The rear panel was completed: IEC socket, fuse holder, speaker jacks, RCA jacks and some screw holes for the lid.
The front panel was finished with a large hole for the power switch. The switch itself will be mounted into the plywood front panel so I wanted wide clearance for the mains wiring. I also mounted a terminal block on some m4 rivnuts above the power switch to split the mains into the 2 separate power transformers.
And the real big job was to drill 80 vent holes under the heatsinks.
I snapped my 2mm drill bit last night so while I was in Bunnings this morning buying a replacement I took the liberty of buying an Evacut Cobalt HSS drill bit. I've never noticed these before but are seemingly designed for heavy duty into hard metals. I gotta say, the 2mm cobalt bit served duty like a champ. 80 holes back to back without feeling blunt was pretty impressive in my book.

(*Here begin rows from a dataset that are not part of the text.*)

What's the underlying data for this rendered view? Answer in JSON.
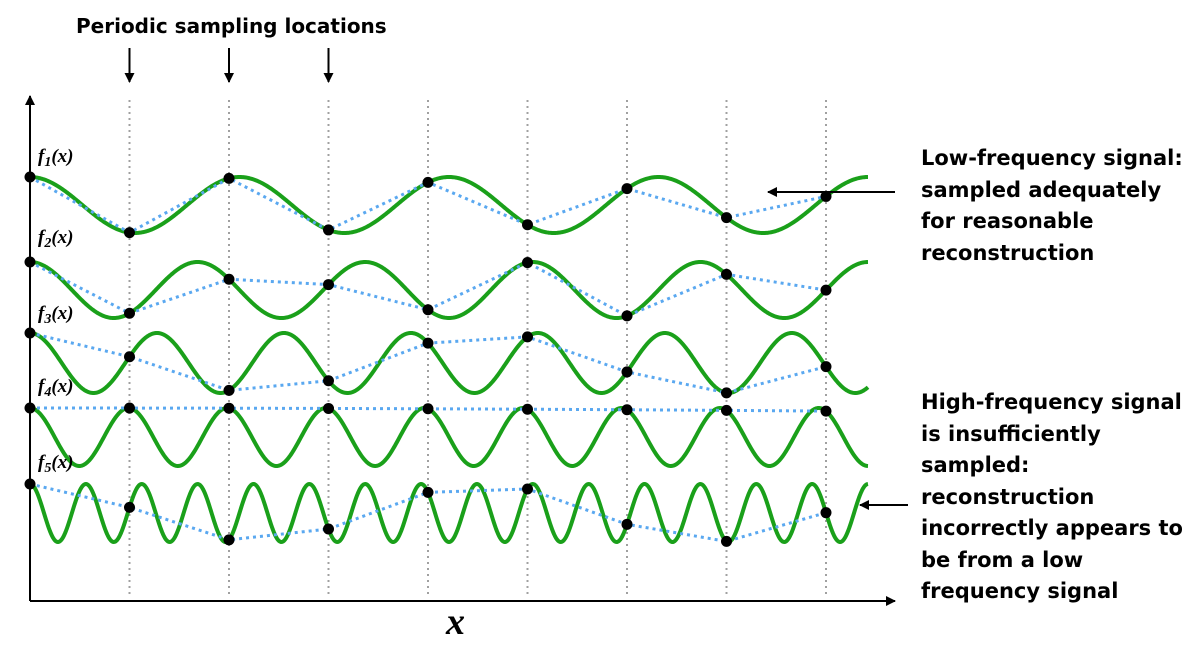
{
  "sampling_label": "Periodic sampling locations",
  "x_axis_label": "x",
  "signals": [
    {
      "name": "f",
      "sub": "1",
      "arg": "(x)",
      "cycles": 4
    },
    {
      "name": "f",
      "sub": "2",
      "arg": "(x)",
      "cycles": 5
    },
    {
      "name": "f",
      "sub": "3",
      "arg": "(x)",
      "cycles": 6.6
    },
    {
      "name": "f",
      "sub": "4",
      "arg": "(x)",
      "cycles": 8.5
    },
    {
      "name": "f",
      "sub": "5",
      "arg": "(x)",
      "cycles": 15
    }
  ],
  "callouts": {
    "low_frequency": [
      "Low-frequency signal:",
      "sampled adequately",
      "for reasonable",
      "reconstruction"
    ],
    "high_frequency": [
      "High-frequency signal",
      "is insufficiently",
      "sampled:",
      "reconstruction",
      "incorrectly appears to",
      "be from a low",
      "frequency signal"
    ]
  },
  "colors": {
    "signal": "#1aa01a",
    "reconstruction": "#5aa8f0",
    "sample_point": "#000000",
    "grid": "#a0a0a0",
    "axis": "#000000"
  }
}
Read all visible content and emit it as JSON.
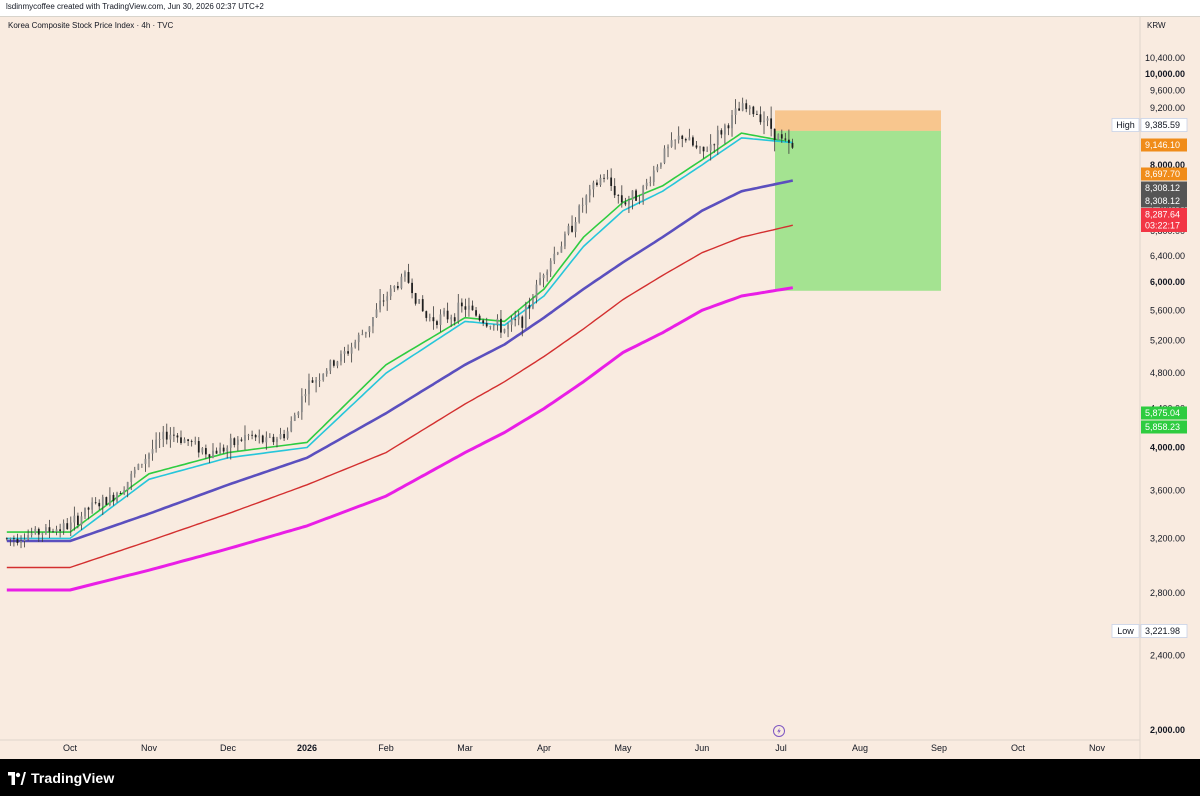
{
  "header": {
    "attribution": "lsdinmycoffee created with TradingView.com, Jun 30, 2026 02:37 UTC+2"
  },
  "footer": {
    "brand": "TradingView"
  },
  "chart_data": {
    "type": "candlestick",
    "title": "Korea Composite Stock Price Index · 4h · TVC",
    "currency": "KRW",
    "y_scale": "log",
    "ylim": [
      2000,
      10800
    ],
    "x_labels": [
      "Oct",
      "Nov",
      "Dec",
      "2026",
      "Feb",
      "Mar",
      "Apr",
      "May",
      "Jun",
      "Jul",
      "Aug",
      "Sep",
      "Oct",
      "Nov"
    ],
    "y_ticks": [
      "10,400.00",
      "10,000.00",
      "9,600.00",
      "9,200.00",
      "8,800.00",
      "8,000.00",
      "7,600.00",
      "7,200.00",
      "6,800.00",
      "6,400.00",
      "6,000.00",
      "5,600.00",
      "5,200.00",
      "4,800.00",
      "4,400.00",
      "4,000.00",
      "3,600.00",
      "3,200.00",
      "2,800.00",
      "2,400.00",
      "2,000.00"
    ],
    "y_tick_values": [
      10400,
      10000,
      9600,
      9200,
      8800,
      8000,
      7600,
      7200,
      6800,
      6400,
      6000,
      5600,
      5200,
      4800,
      4400,
      4000,
      3600,
      3200,
      2800,
      2400,
      2000
    ],
    "price_tags": [
      {
        "label": "High",
        "value": "9,385.59",
        "bg": "#ffffff",
        "fg": "#131722"
      },
      {
        "label": "",
        "value": "9,146.10",
        "bg": "#f08c1a",
        "fg": "#ffffff"
      },
      {
        "label": "",
        "value": "8,697.70",
        "bg": "#f08c1a",
        "fg": "#ffffff"
      },
      {
        "label": "",
        "value": "8,308.12",
        "bg": "#555555",
        "fg": "#ffffff"
      },
      {
        "label": "",
        "value": "8,308.12",
        "bg": "#555555",
        "fg": "#ffffff"
      },
      {
        "label": "",
        "value": "8,287.64",
        "sub": "03:22:17",
        "bg": "#f23645",
        "fg": "#ffffff"
      },
      {
        "label": "",
        "value": "5,875.04",
        "bg": "#2ecc40",
        "fg": "#ffffff"
      },
      {
        "label": "",
        "value": "5,858.23",
        "bg": "#2ecc40",
        "fg": "#ffffff"
      },
      {
        "label": "Low",
        "value": "3,221.98",
        "bg": "#ffffff",
        "fg": "#131722"
      }
    ],
    "position_tools": [
      {
        "name": "position-1",
        "entry": 8697.7,
        "target": 5875.04,
        "stop": 9146.1,
        "x_start": "Jul",
        "x_end": "Sep"
      },
      {
        "name": "position-2",
        "entry": 8308.12,
        "target": 5858.23,
        "stop": 9146.1,
        "x_start": "Jul",
        "x_end": "Oct"
      }
    ],
    "series": [
      {
        "name": "price",
        "kind": "candles",
        "color": "#131722",
        "x_months": [
          0,
          0.25,
          0.5,
          0.75,
          1,
          1.25,
          1.5,
          1.75,
          2,
          2.25,
          2.5,
          2.75,
          3,
          3.25,
          3.5,
          3.75,
          4,
          4.25,
          4.5,
          4.75,
          5,
          5.25,
          5.5,
          5.75,
          6,
          6.25,
          6.5,
          6.75,
          7,
          7.25,
          7.5,
          7.75,
          8,
          8.25,
          8.5,
          8.75,
          9,
          9.15
        ],
        "values": [
          3300,
          3450,
          3520,
          3700,
          3950,
          4150,
          4060,
          3950,
          4000,
          4120,
          4050,
          4150,
          4650,
          4850,
          5050,
          5350,
          5800,
          6100,
          5500,
          5500,
          5650,
          5450,
          5350,
          5500,
          6200,
          6650,
          7300,
          7800,
          7300,
          7500,
          8200,
          8600,
          8200,
          8700,
          9200,
          9050,
          8500,
          8300
        ]
      },
      {
        "name": "ema-fast",
        "kind": "line",
        "color": "#2ecc40",
        "x_months": [
          0,
          1,
          2,
          3,
          4,
          5,
          5.5,
          6,
          6.5,
          7,
          7.5,
          8,
          8.5,
          9.15
        ],
        "values": [
          3250,
          3750,
          3950,
          4050,
          4900,
          5500,
          5450,
          5900,
          6700,
          7300,
          7600,
          8100,
          8650,
          8450
        ]
      },
      {
        "name": "ema-med",
        "kind": "line",
        "color": "#26c6da",
        "x_months": [
          0,
          1,
          2,
          3,
          4,
          5,
          5.5,
          6,
          6.5,
          7,
          7.5,
          8,
          8.5,
          9.15
        ],
        "values": [
          3200,
          3700,
          3900,
          4000,
          4800,
          5450,
          5400,
          5800,
          6550,
          7150,
          7500,
          8000,
          8550,
          8450
        ]
      },
      {
        "name": "ma-mid",
        "kind": "line",
        "color": "#5b4fbe",
        "x_months": [
          0,
          1,
          2,
          3,
          4,
          5,
          5.5,
          6,
          6.5,
          7,
          7.5,
          8,
          8.5,
          9.15
        ],
        "values": [
          3180,
          3400,
          3650,
          3900,
          4350,
          4900,
          5150,
          5500,
          5900,
          6300,
          6700,
          7150,
          7500,
          7700
        ]
      },
      {
        "name": "ma-slow",
        "kind": "line",
        "color": "#d32f2f",
        "x_months": [
          0,
          1,
          2,
          3,
          4,
          5,
          5.5,
          6,
          6.5,
          7,
          7.5,
          8,
          8.5,
          9.15
        ],
        "values": [
          2980,
          3180,
          3400,
          3650,
          3950,
          4450,
          4700,
          5000,
          5350,
          5750,
          6100,
          6450,
          6700,
          6900
        ]
      },
      {
        "name": "ma-long",
        "kind": "line",
        "color": "#e91ee6",
        "x_months": [
          0,
          1,
          2,
          3,
          4,
          5,
          5.5,
          6,
          6.5,
          7,
          7.5,
          8,
          8.5,
          9.15
        ],
        "values": [
          2820,
          2960,
          3120,
          3300,
          3550,
          3950,
          4150,
          4400,
          4700,
          5050,
          5300,
          5600,
          5800,
          5920
        ]
      }
    ]
  }
}
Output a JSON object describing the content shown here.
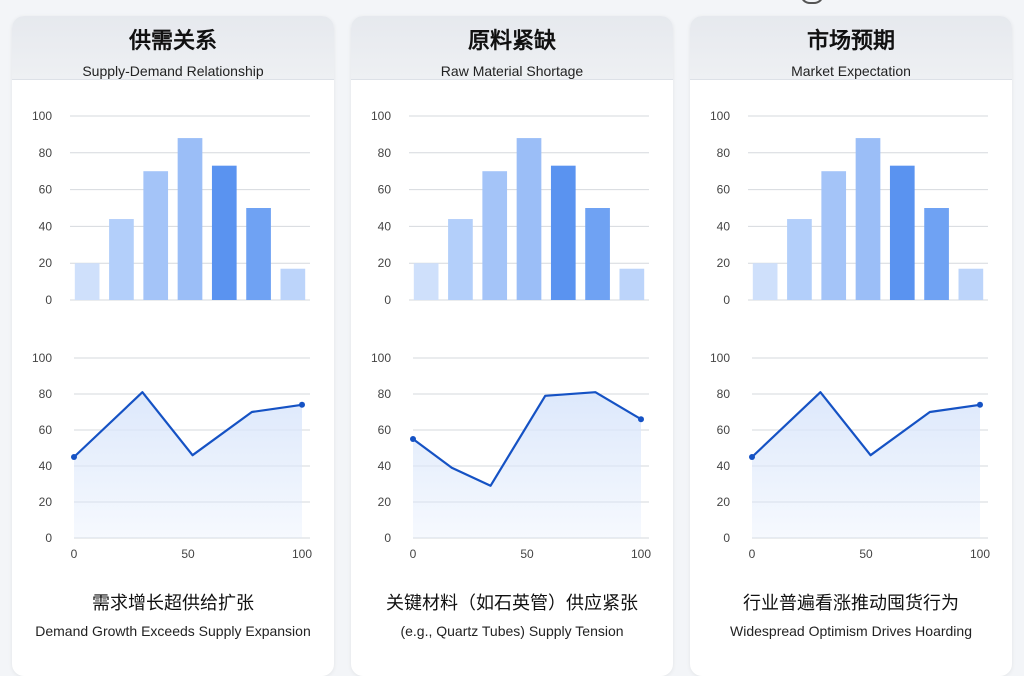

The pilot holes all came out pretty nice, some minor wandering here and there but 95% perfect is pretty good for my engineering skills.
I was planning to go with 14mm vent holes but a calculation error (becoming a theme now) resulted in me sticking with 10mm holes.
I used a $20 craftright step drill bit and I must say, this thing was much faster and cleaner than using a twist drill bit on the sheet metal.
Unfortunately things went awry once it came to deburring. I am yet to acquire a proper deburring tool so I was using a 13mm twist drill bit.... Suffice to say on 3 holes it decided to bite and so 3 of the holes are a bit larger than the rest. This also also required some light panel beating as the metal bent when the drill bit into the hole.
So here we are. I need 3 more m4 rivnuts to secure the lid. Otherwise the chassis work is done for now and it is time for wiring and testing.